As the end of the financial year approaches, advisers are being reminded to keep an eye not only on their clients but also hitting their own professional requirements.
With just over two months left of FY2024–25, there are a number of things advisers need to be mindful of to avoid the end of financial year (EOFY) scramble, not least of which is continuing professional development (CPD) requirements.
Speaking with ifa, Kaplan chief executive Brian Knight said that while advisers have gotten better at spreading their CPD training out across the financial year, the education platform still sees a significant rise in courses completed over Q4.
“We do roughly 200,000 content completion pieces every quarter but that will go, in this final quarter, to about 350,000,” Knight said.
“Some years ago, everybody would leave it until the last minute … We know that we’ll get this rush in the last quarter, but it’s nowhere near what it used to be.”
To make sure advisers aren’t spending more time than they need to in order to meet the 40-hour requirement, Knight said they might be inadvertently racking up CPD points throughout the year.
“A lot of [advisers] are doing courses now.

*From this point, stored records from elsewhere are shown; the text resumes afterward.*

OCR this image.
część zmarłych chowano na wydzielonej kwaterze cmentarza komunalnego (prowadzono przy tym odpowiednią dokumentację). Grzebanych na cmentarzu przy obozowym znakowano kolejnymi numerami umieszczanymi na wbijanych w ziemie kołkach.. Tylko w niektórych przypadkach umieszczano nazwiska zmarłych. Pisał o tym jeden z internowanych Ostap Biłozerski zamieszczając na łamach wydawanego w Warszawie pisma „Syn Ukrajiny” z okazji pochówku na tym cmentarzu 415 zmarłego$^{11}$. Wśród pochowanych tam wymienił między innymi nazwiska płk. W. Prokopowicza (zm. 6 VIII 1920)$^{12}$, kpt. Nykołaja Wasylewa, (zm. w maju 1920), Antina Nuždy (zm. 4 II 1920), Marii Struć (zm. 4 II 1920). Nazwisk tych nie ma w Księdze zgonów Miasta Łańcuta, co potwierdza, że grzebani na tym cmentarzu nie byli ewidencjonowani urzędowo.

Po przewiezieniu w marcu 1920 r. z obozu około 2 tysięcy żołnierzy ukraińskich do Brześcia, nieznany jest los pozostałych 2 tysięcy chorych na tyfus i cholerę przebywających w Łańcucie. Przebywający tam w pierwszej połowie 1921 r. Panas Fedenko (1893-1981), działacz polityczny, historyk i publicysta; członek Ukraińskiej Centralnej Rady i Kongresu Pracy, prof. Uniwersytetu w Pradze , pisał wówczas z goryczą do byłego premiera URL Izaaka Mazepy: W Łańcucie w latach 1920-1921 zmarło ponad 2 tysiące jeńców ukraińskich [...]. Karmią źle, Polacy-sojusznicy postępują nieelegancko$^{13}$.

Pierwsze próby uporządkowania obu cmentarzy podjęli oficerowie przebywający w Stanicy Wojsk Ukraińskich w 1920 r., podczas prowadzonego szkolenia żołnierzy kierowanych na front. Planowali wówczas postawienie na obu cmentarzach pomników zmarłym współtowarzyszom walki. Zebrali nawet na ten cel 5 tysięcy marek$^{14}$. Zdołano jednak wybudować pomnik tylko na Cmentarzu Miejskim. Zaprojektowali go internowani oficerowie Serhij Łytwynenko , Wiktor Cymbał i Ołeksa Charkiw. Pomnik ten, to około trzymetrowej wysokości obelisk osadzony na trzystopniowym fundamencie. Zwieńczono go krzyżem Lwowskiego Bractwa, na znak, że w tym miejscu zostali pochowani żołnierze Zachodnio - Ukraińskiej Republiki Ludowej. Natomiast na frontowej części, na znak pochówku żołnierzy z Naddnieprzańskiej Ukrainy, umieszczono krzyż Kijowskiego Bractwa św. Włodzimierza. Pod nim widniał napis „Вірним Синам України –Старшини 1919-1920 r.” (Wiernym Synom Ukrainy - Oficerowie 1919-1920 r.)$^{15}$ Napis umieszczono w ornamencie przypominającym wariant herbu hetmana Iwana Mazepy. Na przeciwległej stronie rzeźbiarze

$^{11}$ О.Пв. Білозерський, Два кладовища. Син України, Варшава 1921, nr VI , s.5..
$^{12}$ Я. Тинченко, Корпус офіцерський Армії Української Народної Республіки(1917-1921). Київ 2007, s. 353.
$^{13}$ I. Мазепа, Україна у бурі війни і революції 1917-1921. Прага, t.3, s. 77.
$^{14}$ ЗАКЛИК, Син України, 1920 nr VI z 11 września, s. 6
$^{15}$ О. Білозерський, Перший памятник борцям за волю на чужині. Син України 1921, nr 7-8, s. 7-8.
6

So, if they’re doing a course and upgrading their education, they’ve got to make sure they count that in their CPD because they can actually count that,” he said.
“They need to actually think about any webinars and PD days or any external learning that they’ve had so that they get that counted in their record and they keep up to date.”
One of the key reasons advisers have been able to avoid the EOFY stress in this regard, according to Knight, is that licensees are now doing a lot more to make sure their advisers are engaging in CPD training throughout the year.
For example, Tribeca Financial head of advice Robert Devlin said the firm has made a conscious effort to provide engaging and relevant training for its advisers to ensure they are hitting their requirements while also actually benefiting from the content rather than just completing a tick-a-box task.
“I think [licensees should] encourage their advice teams to go out and go to these types of PD days and seminars and webinars, and make sure that they’re meeting people outside of their work bubble but then also bringing it in-house,” Devlin told ifa.
“We often will do in-house training and then link to, say, a Kaplan course. That’s something you can take away and do in your own time.”
He added: “Try to tie it with what we’re learning in the business. Make it relevant, make it interesting and topical, and obviously, then they can work together and build their knowledge together so that we’re all on the same page.”
While quick online courses can be useful in a pinch, Devlin suggested that advisers should try and engage in CPD content that adds value to them and they find interesting to ensure they are getting the most out of the legal requirement.
Beyond CPD
Lifespan chief executive Eugene Ardino pointed out that advice business owners have further considerations to keep in mind as the end of the financial year approaches.
“You’ve just got to make sure that you’ve got your end of financial year business/company obligations in place: updating financial records, super guarantee requirements, claiming any relevant rebates, for starters,” Ardino told ifa.
“Just making sure that you’re on top of all of that, it can be pretty overwhelming, but, yes, the idea is you’ve just got to plan and try not to leave all these things for June, particularly if you have staff, which most advisers would.
“So, it’s good to have external professional advisers that can help you with this stuff. Obviously, lean on your accountants for a lot of this stuff. But yeah, it’s all stuff you have to think about come end of financial year.”
Finally, although there is still eight months until the 1 January 2026 deadline for advisers to ensure their Financial Adviser Register (FAR) records are up to date, Devlin said that meeting those education requirements should also be top of mind for advisers.
“The new education requirements come into effect early next year so, although it’s not end of financial year, it’s certainly something we’re discussing with our advisers just to make sure everyone’s on top of it,” Devlin said.
“Some people have to do bridging courses. Some people have other requirements they need to complete but, as we know, that’s all coming at us quite quickly, so we’ve got that on our radar as well.”